White BBQ Sauce: The Next Big Trend in Barbecue
White BBQ sauce is popping up on menus from Portland, Ore., to New York City, where Shake Shack's Danny Meyer is dousing wings with it at Blue Smoke, to fine-dining restaurants like Publican in Chicago, where Paul Kahan has served char-grilled carrots with white BBQ sauce. So what is it, and what makes it so special? Actually, the sauce has existed since the early 1920s, when "Big Bob" Gibson opened his eponymous restaurant in Decatur, Ala. Over 90 years later, a lot of people in Alabama believe BBQ sauce is white, because that's what they grew up with. Outside of Alabama, people who have ever heard of such a thing have been few and far between. But with 93 (and counting) Shake Shacks around the world, Danny Meyer is as good a barometer as any for what you can expect to see on your plate in the coming years.

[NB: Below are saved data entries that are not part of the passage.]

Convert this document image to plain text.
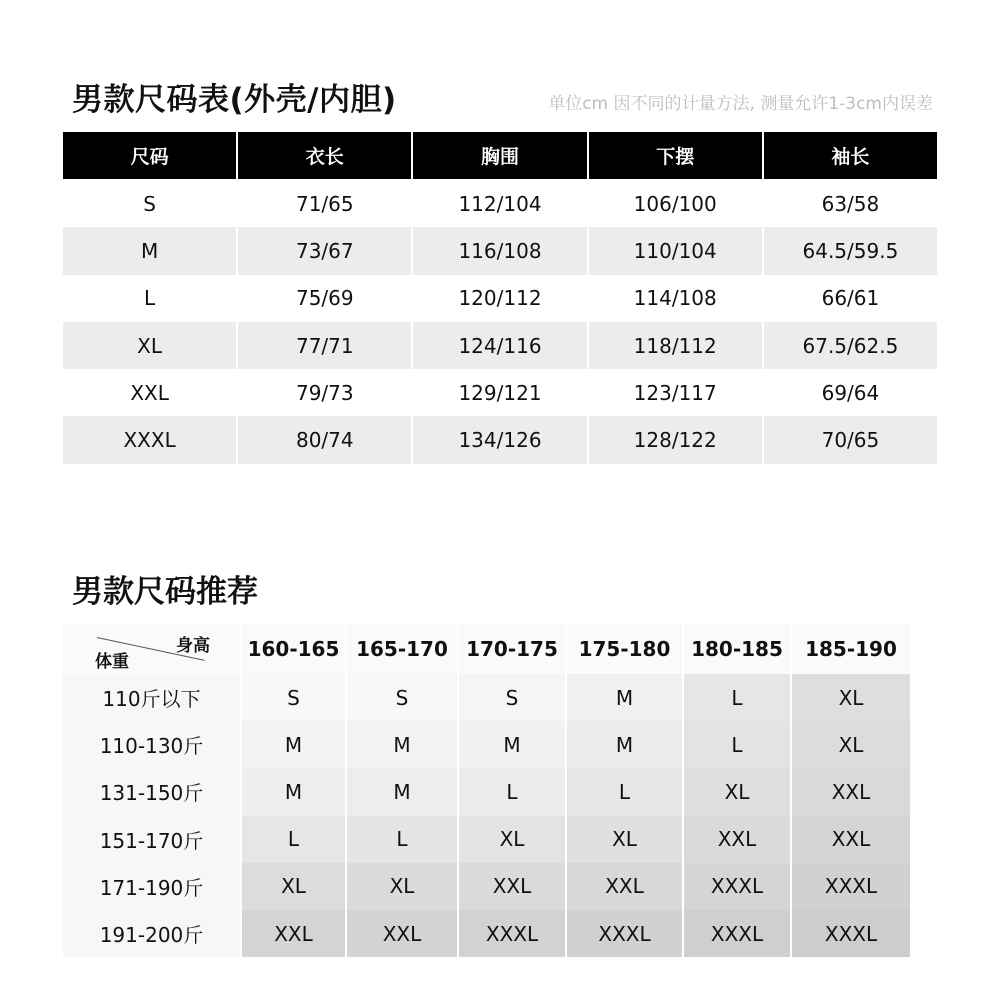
男款尺码表(外壳/内胆)	单位cm 因不同的计量方法, 测量允许1-3cm内误差
尺码	衣长	胸围	下摆	袖长
S	71/65	112/104	106/100	63/58
M	73/67	116/108	110/104	64.5/59.5
L	75/69	120/112	114/108	66/61
XL	77/71	124/116	118/112	67.5/62.5
XXL	79/73	129/121	123/117	69/64
XXXL	80/74	134/126	128/122	70/65
男款尺码推荐
身高
体重
160-165 165-170 170-175	175-180	180-185	185-190
110斤以下	S	S	S	M	L	XL
110-130斤	M	M	M	M	L	XL
131-150斤	M	M	L	L	XL	XXL
151-170斤	L	L	XL	XL	XXL	XXL
171-190斤	XL	XL	XXL	XXL	XXXL	XXXL
191-200斤	XXL	XXL	XXXL	XXXL	XXXL	XXXL
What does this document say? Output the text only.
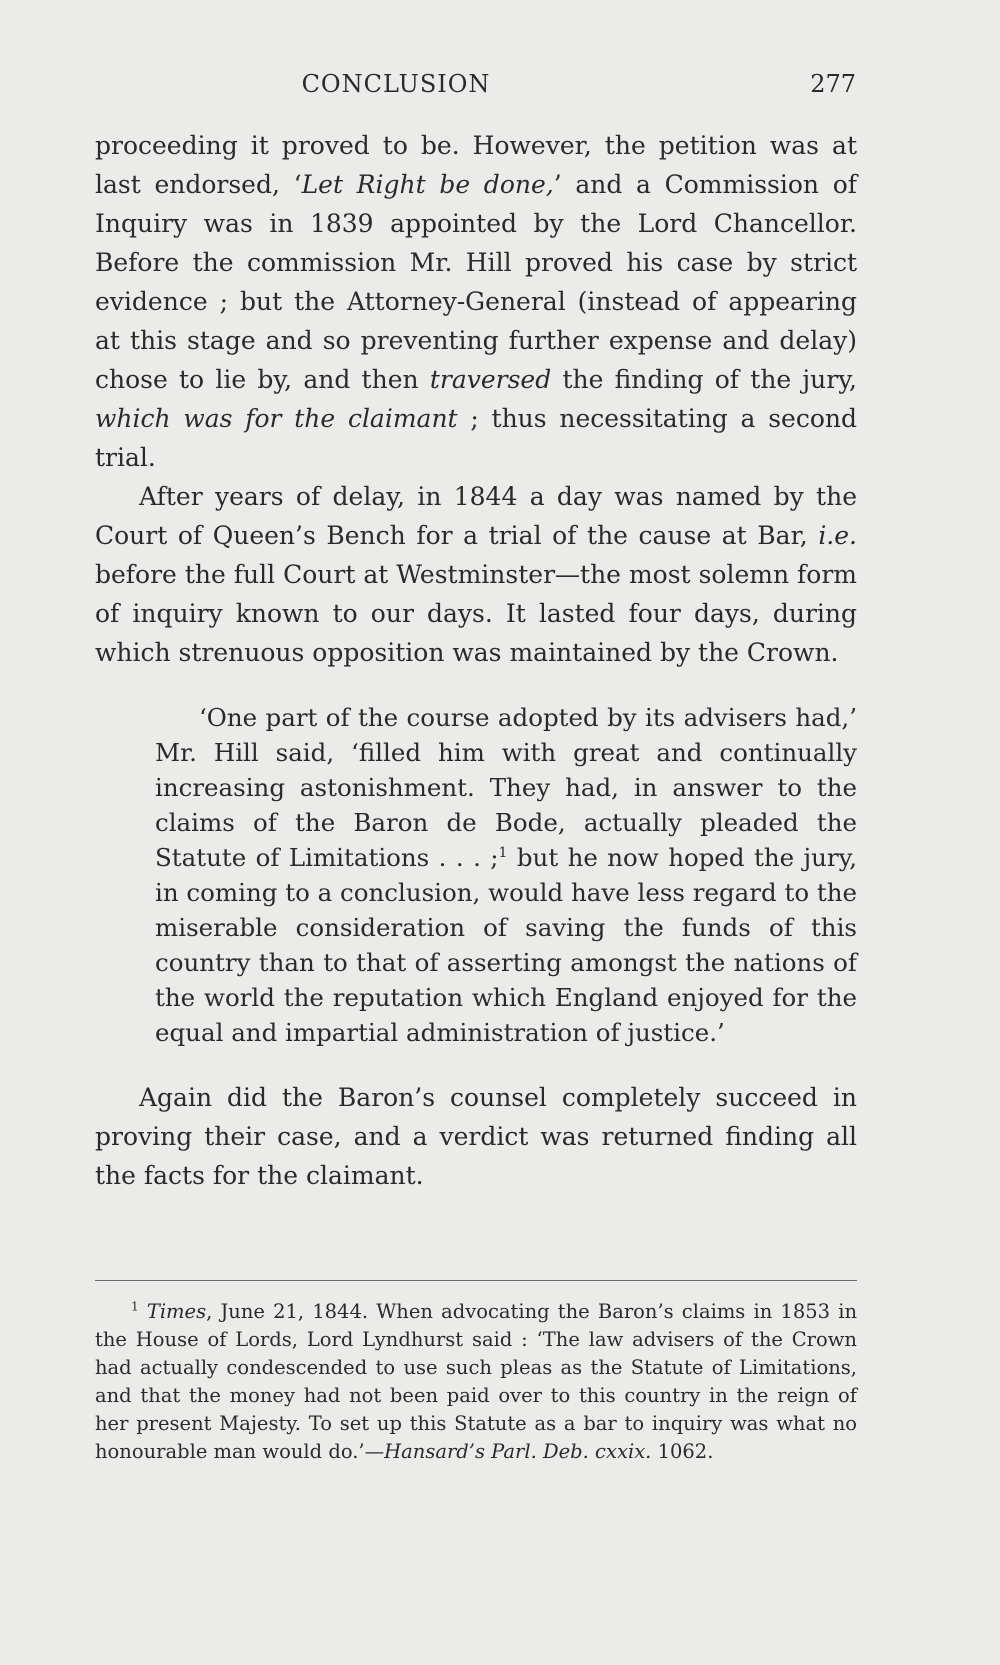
CONCLUSION	277

proceeding it proved to be. However, the petition was at last endorsed, ‘Let Right be done,’ and a Commission of Inquiry was in 1839 appointed by the Lord Chancellor. Before the commission Mr. Hill proved his case by strict evidence ; but the Attorney-General (instead of appearing at this stage and so preventing further expense and delay) chose to lie by, and then traversed the finding of the jury, which was for the claimant ; thus necessitating a second trial.

After years of delay, in 1844 a day was named by the Court of Queen’s Bench for a trial of the cause at Bar, i.e. before the full Court at Westminster—the most solemn form of inquiry known to our days. It lasted four days, during which strenuous opposition was maintained by the Crown.

‘One part of the course adopted by its advisers had,’ Mr. Hill said, ‘filled him with great and continually increasing astonishment. They had, in answer to the claims of the Baron de Bode, actually pleaded the Statute of Limitations . . . ;$^1$ but he now hoped the jury, in coming to a conclusion, would have less regard to the miserable consideration of saving the funds of this country than to that of asserting amongst the nations of the world the reputation which England enjoyed for the equal and impartial administration of justice.’

Again did the Baron’s counsel completely succeed in proving their case, and a verdict was returned finding all the facts for the claimant.

$^1$ Times, June 21, 1844. When advocating the Baron’s claims in 1853 in the House of Lords, Lord Lyndhurst said : ‘The law advisers of the Crown had actually condescended to use such pleas as the Statute of Limitations, and that the money had not been paid over to this country in the reign of her present Majesty. To set up this Statute as a bar to inquiry was what no honourable man would do.’—Hansard’s Parl. Deb. cxxix. 1062.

We caught up with the man who helms the pit at "Big Bob" Gibson Bar-B-Q these days, Chris Lilly, to find out why he thinks white BBQ sauce is the best.
He told us: "Before 'Big Bob' Gibson started his restaurant in 1925, he cooked whole chickens in a hand-dug pit in his backyard. The chickens would cook in the pit for three hours. He wanted a sauce that would keep them from drying out — that's where the mayonnaise came in. He also loved the acidity of the vinegar and the black pepper. So you get the vinegar's tang and black pepper, but you also get the mayonnaise and extra fat to keep your meat from drying out. That's what makes white sauce so great."
Using a rubber spatula or whisk, mix together the mayonnaise, vinegar, lemon juice, pepper, salt and sugar in a medium bowl. Use immediately or store in an airtight container in the refrigerator for up to two weeks.